Managing build machine performance

Again, I'm on the free tier, so I can't really complain. That said, I can't build my projects in parallel in the same job because then I run out of memory. :( This is also why I keep my mobile build separate from my API and frontend build - otherwise it just doesn't parallelize. If I had (free/cheap) access to larger build machines, it'd be nice to combine those build definitions, but it's not worth the hassle for the very limited amount of added complexity I have to hang on to.

On staging environments

In an ideal world I'd have a dev/staging environment per branch. I built a setup for a previous project using Terraform that created per-branch environments (and then garbage-collected them nightly by comparing git branches to the list of known environments) but it felt overkill for this solo engineer venture.

For this project, I used the Serverless framework for all my infrastructure needs and it's a lovely infrastructure-as-code framework even though it's a bit older (and thus must be uncool).
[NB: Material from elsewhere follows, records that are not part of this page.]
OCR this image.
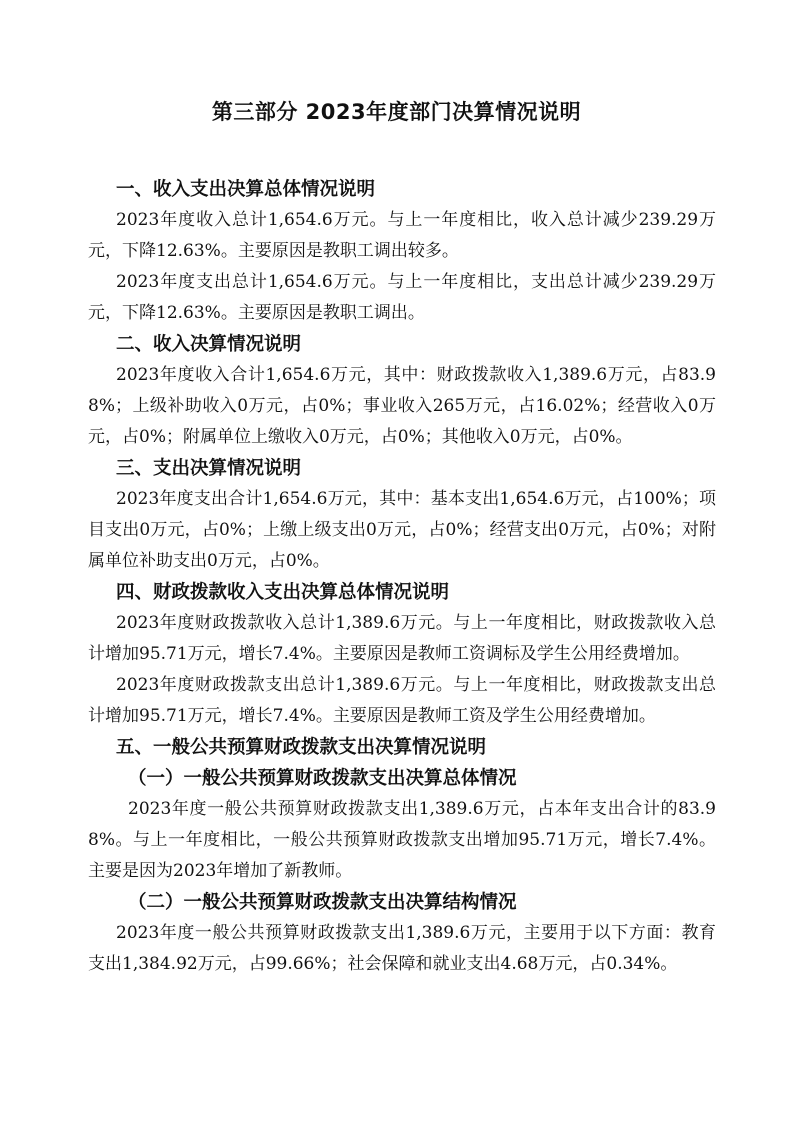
第三部分 2023年度部门决算情况说明
一、收入支出决算总体情况说明

2023年度收入总计1,654.6万元。与上一年度相比，收入总计减少239.29万元，下降12.63%。主要原因是教职工调出较多。

2023年度支出总计1,654.6万元。与上一年度相比，支出总计减少239.29万元，下降12.63%。主要原因是教职工调出。

二、收入决算情况说明

2023年度收入合计1,654.6万元，其中：财政拨款收入1,389.6万元，占83.98%；上级补助收入0万元，占0%；事业收入265万元，占16.02%；经营收入0万元，占0%；附属单位上缴收入0万元，占0%；其他收入0万元，占0%。

三、支出决算情况说明

2023年度支出合计1,654.6万元，其中：基本支出1,654.6万元，占100%；项目支出0万元，占0%；上缴上级支出0万元，占0%；经营支出0万元，占0%；对附属单位补助支出0万元，占0%。

四、财政拨款收入支出决算总体情况说明

2023年度财政拨款收入总计1,389.6万元。与上一年度相比，财政拨款收入总计增加95.71万元，增长7.4%。主要原因是教师工资调标及学生公用经费增加。

2023年度财政拨款支出总计1,389.6万元。与上一年度相比，财政拨款支出总计增加95.71万元，增长7.4%。主要原因是教师工资及学生公用经费增加。

五、一般公共预算财政拨款支出决算情况说明
（一）一般公共预算财政拨款支出决算总体情况

2023年度一般公共预算财政拨款支出1,389.6万元，占本年支出合计的83.98%。与上一年度相比，一般公共预算财政拨款支出增加95.71万元，增长7.4%。主要是因为2023年增加了新教师。

（二）一般公共预算财政拨款支出决算结构情况

2023年度一般公共预算财政拨款支出1,389.6万元，主要用于以下方面：教育支出1,384.92万元，占99.66%；社会保障和就业支出4.68万元，占0.34%。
I'm hosting the infrastructure in AWS because it's just more mature than Azure when it comes to the latest and greatest stuff like lambdas and static sites (or at least it was when I started WarmAndFuzzy). The one main downside of AWS is that standing up a new environment is slow (certificates, CloudFront (wtf? y u so slow?), ...) so the notion of a per-branch environment was just a non-starter.

This at least allows for further lazy choices like not fully scripting the data population of an environment; I just have a backup/restore REST API that I use to repopulate the database on the rare occasion that I have to burn dev or prod to the ground.

End notes

[^1]: The term lifecycle seems a bit, uh, oversized for build and test scripts but sure. It's all Lion King up in this here engineering system.